Early in 1869 he became seriously ill with cirrhosis of the liver. He went to London to get specialist advice, but died of the disease during his visit, on 17 September 1869.

==Family==

Elder had married Isabella Ure, daughter of solicitor Alexander Ure, in 1857.

Isabella Elder, after her husband's death, besides adding largely to the endowment of the chair of civil engineering and applied mechanics at the University of Glasgow, also provided an endowment to create the John Elder Professorship of Naval Architecture and Ocean Engineering at the university, and also financed the establishment of the Queen Margaret College.
In June 1901, she received an honorary Doctor of Laws (LL.D.) from the University of Glasgow. She also dedicated Elder Park, Govan in his memory; the public park, also containing the local library and statues of both Isabella and John Elder, is located directly south of the Fairfield headquarters, retained as the Fairfield Heritage Centre.

His descendants eventually immigrated to Ireland, current known family being Samuel Elder, and his grandson Thomas Elder, and his daughter Bethany Elder

==Tributes==
Elder, as Professor Rankine remarks, was a genius in engineering. In person he was remarkably handsome, and in manner and character very attractive. He was quick and energetic in all his movements, full of resource, and remarkably enterprising. His character stood very high. Dr. Norman Macleod and others who knew him intimately pronounced him one whose great aim was to translate the facts of Christ's life into his own, especially in matters of common life. With his workpeople he was on the best of terms. He was much interested in schemes for their social, intellectual, and religious welfare; organised and contributed largely to a sick fund, and was contemplating the erection of schools and model houses on a large scale, when death ended his career.

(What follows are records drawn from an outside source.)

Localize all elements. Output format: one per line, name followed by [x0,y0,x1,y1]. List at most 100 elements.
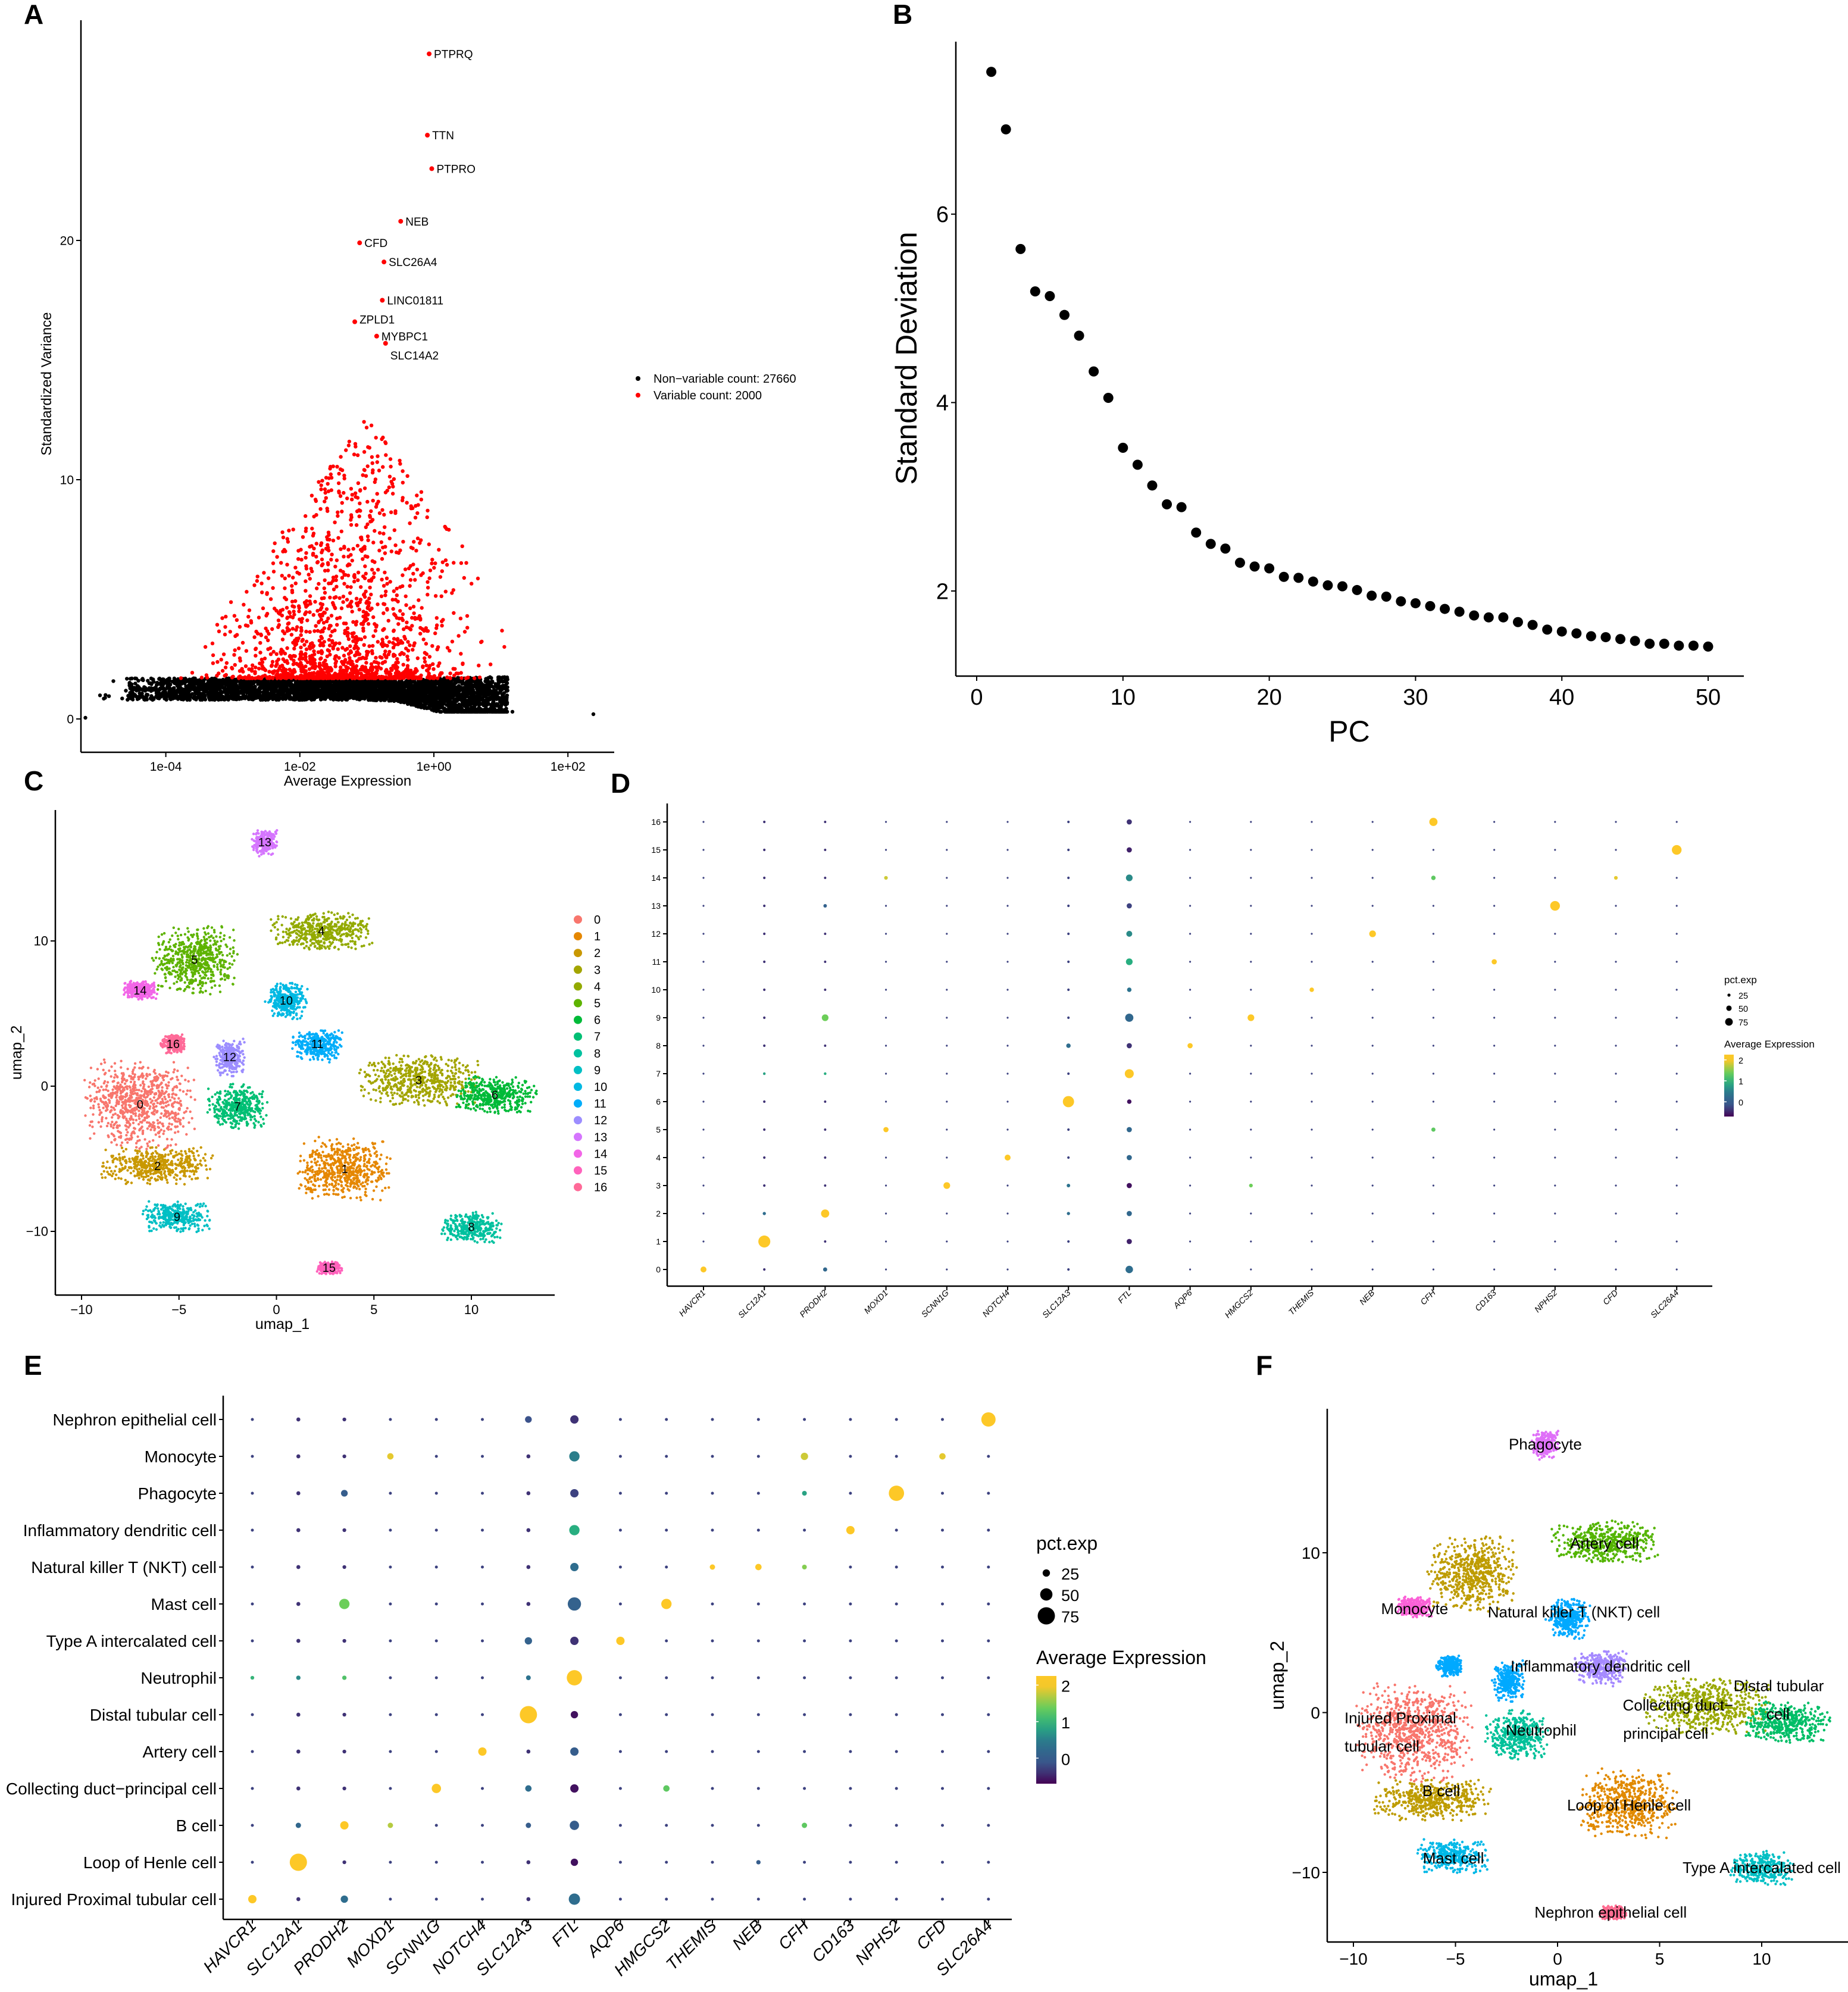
dot-hmgcs2 [1250,877,1252,879]
color-legend-title: Average Expression [1724,1039,1815,1050]
dot-themis [1311,1072,1313,1075]
row-label: 14 [651,873,661,883]
dot-slc12a1 [296,1786,301,1791]
umap-cluster-6 [455,1075,538,1115]
dot-slc26a4 [987,1528,990,1532]
dot-scnn1g [946,877,948,879]
dot-cfd [1615,1156,1617,1159]
dot-neb [1371,1212,1374,1215]
dot-slc26a4 [981,1412,996,1427]
dot-slc12a3 [1067,932,1070,936]
dot-slc12a1 [296,1602,301,1606]
dot-scnn1g [434,1860,438,1864]
panel-a-x-tick-label: 1e+02 [551,760,586,774]
gene-label: CD163 [808,1916,858,1966]
gene-label: PRODH2 [798,1288,829,1319]
dot-havcr1 [251,1491,254,1495]
dot-hmgcs2 [1250,905,1252,907]
dot-slc12a1 [763,1016,766,1020]
dot-cfd [941,1860,944,1864]
dot-slc26a4 [987,1750,990,1753]
dot-moxd1 [885,961,887,963]
dot-cfd [941,1787,944,1790]
dot-cd163 [849,1602,852,1606]
labeled-gene-point [425,133,430,138]
dot-slc12a3 [1067,1268,1070,1271]
row-label: 8 [656,1041,661,1050]
dot-slc12a3 [1067,904,1070,908]
dot-hmgcs2 [1250,1128,1252,1131]
dot-cfd [941,1824,944,1827]
x-axis-title: umap_1 [255,1316,309,1333]
dot-neb [756,1787,760,1790]
dot-slc12a3 [526,1860,531,1865]
pc-point [1542,624,1553,635]
dot-hmgcs2 [665,1897,668,1901]
dot-prodh2 [340,1490,348,1497]
dot-cd163 [849,1897,852,1901]
dot-cfd [1614,875,1618,880]
dot-themis [1311,933,1313,935]
dot-cfh [803,1897,806,1901]
dot-slc26a4 [1675,1240,1678,1243]
pc-point [1220,543,1231,554]
dot-prodh2 [342,1638,346,1643]
dot-cfh [1432,849,1434,851]
dot-notch4 [1006,989,1009,991]
dot-slc26a4 [987,1639,990,1643]
dot-scnn1g [946,1100,948,1103]
pc-point [1630,636,1640,646]
dot-hmgcs2 [1247,1014,1255,1021]
umap-cluster-1 [296,1136,392,1202]
dot-cd163 [1493,1045,1496,1047]
legend-label: 13 [594,1131,607,1144]
panel-label-e: E [24,1350,42,1381]
dot-themis [1311,1212,1313,1215]
dot-hmgcs2 [1250,1100,1252,1103]
row-label: Monocyte [145,1447,217,1466]
dot-moxd1 [885,1017,887,1019]
legend-key [574,1065,582,1074]
dot-havcr1 [702,905,705,907]
dot-cfh [803,1750,806,1753]
dot-notch4 [1006,1045,1009,1047]
color-legend-title: Average Expression [1036,1647,1206,1668]
panel-c-x-tick-label: −5 [171,1302,186,1317]
legend-key [636,393,640,398]
dot-prodh2 [342,1417,346,1422]
row-label: Mast cell [151,1595,217,1613]
gene-label: CFD [364,237,387,250]
dot-themis [1311,961,1313,963]
dot-cfd [941,1713,944,1716]
dot-havcr1 [251,1713,254,1716]
dot-cfh [1432,1017,1434,1019]
umap-cluster-14 [1396,1595,1434,1619]
row-label: Artery cell [143,1743,217,1761]
cell-type-label: tubular cell [1344,1737,1419,1755]
dot-themis [1311,1045,1313,1047]
dot-slc26a4 [1675,905,1678,907]
dot-nphs2 [1554,1240,1556,1243]
dot-scnn1g [946,1072,948,1075]
row-label: Injured Proximal tubular cell [11,1890,217,1909]
dot-slc12a1 [763,1268,766,1271]
dot-neb [756,1455,760,1458]
dot-neb [755,1563,762,1571]
dot-aqp6 [1189,961,1192,963]
dot-slc12a3 [1067,1072,1070,1075]
dot-ftl [1125,1014,1134,1022]
variable-points [179,420,506,680]
dot-themis [711,1528,714,1532]
dot-aqp6 [618,1491,622,1495]
pc-point [1396,596,1406,606]
dot-cd163 [1493,877,1496,879]
dot-scnn1g [946,905,948,907]
dot-havcr1 [702,989,705,991]
dot-prodh2 [342,1675,347,1680]
dot-cfd [1615,933,1617,935]
dot-nphs2 [889,1486,905,1501]
pc-point [1234,558,1245,568]
dot-slc12a1 [763,1100,766,1103]
dot-notch4 [1006,1017,1009,1019]
dot-prodh2 [342,1786,346,1791]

After his death the men in his employment, in begging to be allowed to attend his funeral, testified to his many virtues as a master. The intelligent and considerate spirit in which he looked on the struggles of the working class, while at the same time fully realising both the rights and responsibilities of employers, led to the belief that in his hands the problem of the relations of capital and labour would have found a solution acceptable to all. His death at so early an age was counted a great calamity, while the multitude that attended his funeral, and the silence of all the workshops in the neighbourhood as his body was carried to its resting-place, showed how much he was esteemed by all classes in his native city.

In 2012, he was inducted into the Scottish Engineering Hall of Fame.